Tüp bebek tedavisinin merkezlerde alınan önlemlerle kontrollü olarak yapılmaya başladığını belirten Işık, şunları kaydetti: "Anne ve baba adaylarının bu süreçte maske takmak, sosyal mesafeye uymak ve hijyene çok önem vermesi gerekir. Onları tüp bebek merkezlerinde kişisel koruma ekipmanı giymiş sağlık çalışanı karşılıyor. Onlara Kovid-19 bulgularının olup olmadığını soruyor, ateşlerine bakılıyor ve Kovid testi uygulanıyor.

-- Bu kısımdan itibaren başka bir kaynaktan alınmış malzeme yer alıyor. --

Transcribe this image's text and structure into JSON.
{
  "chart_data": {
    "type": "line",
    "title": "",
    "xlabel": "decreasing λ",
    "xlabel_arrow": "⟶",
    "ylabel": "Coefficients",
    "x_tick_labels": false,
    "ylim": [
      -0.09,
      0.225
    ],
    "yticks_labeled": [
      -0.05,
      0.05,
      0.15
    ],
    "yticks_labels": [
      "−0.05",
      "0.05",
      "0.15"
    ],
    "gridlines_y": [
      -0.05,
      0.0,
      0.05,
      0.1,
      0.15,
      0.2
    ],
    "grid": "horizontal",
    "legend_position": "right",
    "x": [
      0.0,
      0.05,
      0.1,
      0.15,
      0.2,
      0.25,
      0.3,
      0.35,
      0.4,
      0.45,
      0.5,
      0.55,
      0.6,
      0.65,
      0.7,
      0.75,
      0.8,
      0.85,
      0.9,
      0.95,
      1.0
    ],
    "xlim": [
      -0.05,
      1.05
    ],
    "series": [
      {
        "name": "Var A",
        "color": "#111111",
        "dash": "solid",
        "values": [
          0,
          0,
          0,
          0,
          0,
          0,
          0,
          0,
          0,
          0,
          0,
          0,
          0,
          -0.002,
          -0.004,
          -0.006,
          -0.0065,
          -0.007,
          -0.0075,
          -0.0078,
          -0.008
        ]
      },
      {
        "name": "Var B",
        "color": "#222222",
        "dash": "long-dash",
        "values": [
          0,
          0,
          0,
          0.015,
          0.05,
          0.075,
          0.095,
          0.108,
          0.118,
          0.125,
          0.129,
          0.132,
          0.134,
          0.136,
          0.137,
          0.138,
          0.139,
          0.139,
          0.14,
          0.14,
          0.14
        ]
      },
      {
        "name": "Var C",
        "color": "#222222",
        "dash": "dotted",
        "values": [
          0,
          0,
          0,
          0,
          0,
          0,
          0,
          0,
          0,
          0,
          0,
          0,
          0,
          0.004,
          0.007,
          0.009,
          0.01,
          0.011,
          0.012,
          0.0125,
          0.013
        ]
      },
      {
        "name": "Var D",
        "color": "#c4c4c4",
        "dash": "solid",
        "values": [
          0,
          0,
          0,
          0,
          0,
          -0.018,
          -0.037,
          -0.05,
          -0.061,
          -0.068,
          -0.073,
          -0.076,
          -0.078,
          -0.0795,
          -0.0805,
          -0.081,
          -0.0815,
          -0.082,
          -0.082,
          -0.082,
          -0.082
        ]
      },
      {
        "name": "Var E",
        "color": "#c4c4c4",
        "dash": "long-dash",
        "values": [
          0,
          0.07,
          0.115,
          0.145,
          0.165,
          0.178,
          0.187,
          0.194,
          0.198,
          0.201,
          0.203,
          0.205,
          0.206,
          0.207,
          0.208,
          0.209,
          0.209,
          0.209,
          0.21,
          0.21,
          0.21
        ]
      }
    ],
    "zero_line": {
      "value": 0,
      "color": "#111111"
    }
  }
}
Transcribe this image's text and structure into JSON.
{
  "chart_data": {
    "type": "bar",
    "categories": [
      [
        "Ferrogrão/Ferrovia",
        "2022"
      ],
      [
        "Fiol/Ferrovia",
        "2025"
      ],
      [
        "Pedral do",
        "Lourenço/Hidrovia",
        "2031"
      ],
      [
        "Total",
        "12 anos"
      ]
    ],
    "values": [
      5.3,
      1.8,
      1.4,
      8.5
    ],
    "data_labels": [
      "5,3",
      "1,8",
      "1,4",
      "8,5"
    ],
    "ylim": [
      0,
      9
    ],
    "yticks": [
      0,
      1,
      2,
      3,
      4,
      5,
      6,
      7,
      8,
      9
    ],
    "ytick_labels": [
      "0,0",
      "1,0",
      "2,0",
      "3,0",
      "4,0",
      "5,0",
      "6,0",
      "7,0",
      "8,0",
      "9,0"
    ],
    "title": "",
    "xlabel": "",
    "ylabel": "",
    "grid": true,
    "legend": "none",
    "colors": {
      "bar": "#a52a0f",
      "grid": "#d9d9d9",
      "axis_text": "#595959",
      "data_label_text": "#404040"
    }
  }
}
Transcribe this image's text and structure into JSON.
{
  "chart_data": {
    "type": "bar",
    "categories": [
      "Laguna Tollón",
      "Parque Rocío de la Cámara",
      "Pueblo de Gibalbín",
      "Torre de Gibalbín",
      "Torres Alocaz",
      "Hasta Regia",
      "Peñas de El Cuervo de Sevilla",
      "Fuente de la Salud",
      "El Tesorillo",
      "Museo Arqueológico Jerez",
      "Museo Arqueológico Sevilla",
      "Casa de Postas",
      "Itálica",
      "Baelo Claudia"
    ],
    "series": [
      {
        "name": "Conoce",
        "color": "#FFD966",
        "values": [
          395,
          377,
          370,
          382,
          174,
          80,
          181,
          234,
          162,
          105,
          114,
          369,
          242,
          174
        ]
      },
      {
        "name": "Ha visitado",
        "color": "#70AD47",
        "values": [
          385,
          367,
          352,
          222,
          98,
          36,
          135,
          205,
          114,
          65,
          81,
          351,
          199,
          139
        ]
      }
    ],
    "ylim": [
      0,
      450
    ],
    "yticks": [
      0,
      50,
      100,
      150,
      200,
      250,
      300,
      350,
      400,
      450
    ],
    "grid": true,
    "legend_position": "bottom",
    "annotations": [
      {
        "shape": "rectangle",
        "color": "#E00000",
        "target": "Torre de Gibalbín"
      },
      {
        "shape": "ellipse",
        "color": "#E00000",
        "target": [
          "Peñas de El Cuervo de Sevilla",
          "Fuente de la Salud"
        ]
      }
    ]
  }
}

Tüp bebek tedavi merkezlerinde hastalarımızı randevu esasına göre kabul ediyoruz. Tüp bebek tedavisinin doğası gereği anestezi altında yapılan müdahalelerde de hijyen önlemlerine dikkat ediyoruz."
Prof. Dr. Işık, anne ve baba adaylarının kendilerine başvurdukları zaman ilk olarak tüp bebek laboratuvarlarındaki hijyen koşullarını sorduğunu belirterek, şöyle konuştu: "Yumurta ve spermlerin birleştirilip embriyo haline getirildiği laboratuvarlar zaten hijyen bakımından özel önlemler alınan yerlerin başında geliyor. Kovid-19 salgını nedeniyle buradaki önlemler arttırılmış durumda. Salgın henüz sona ermedi. Bu süreçte çiftler alınan sıkı önlemlerle de tüp bebek tedavisine başlayabilir. Embriyolar 3 ya da 6 ay laboratuvarda dondurulabilir. Kovid-19'un aşısı ya da tedavi yöntemi bulunduktan sonra embriyo transfer edilip, annenin hamile kalması sağlanabilir."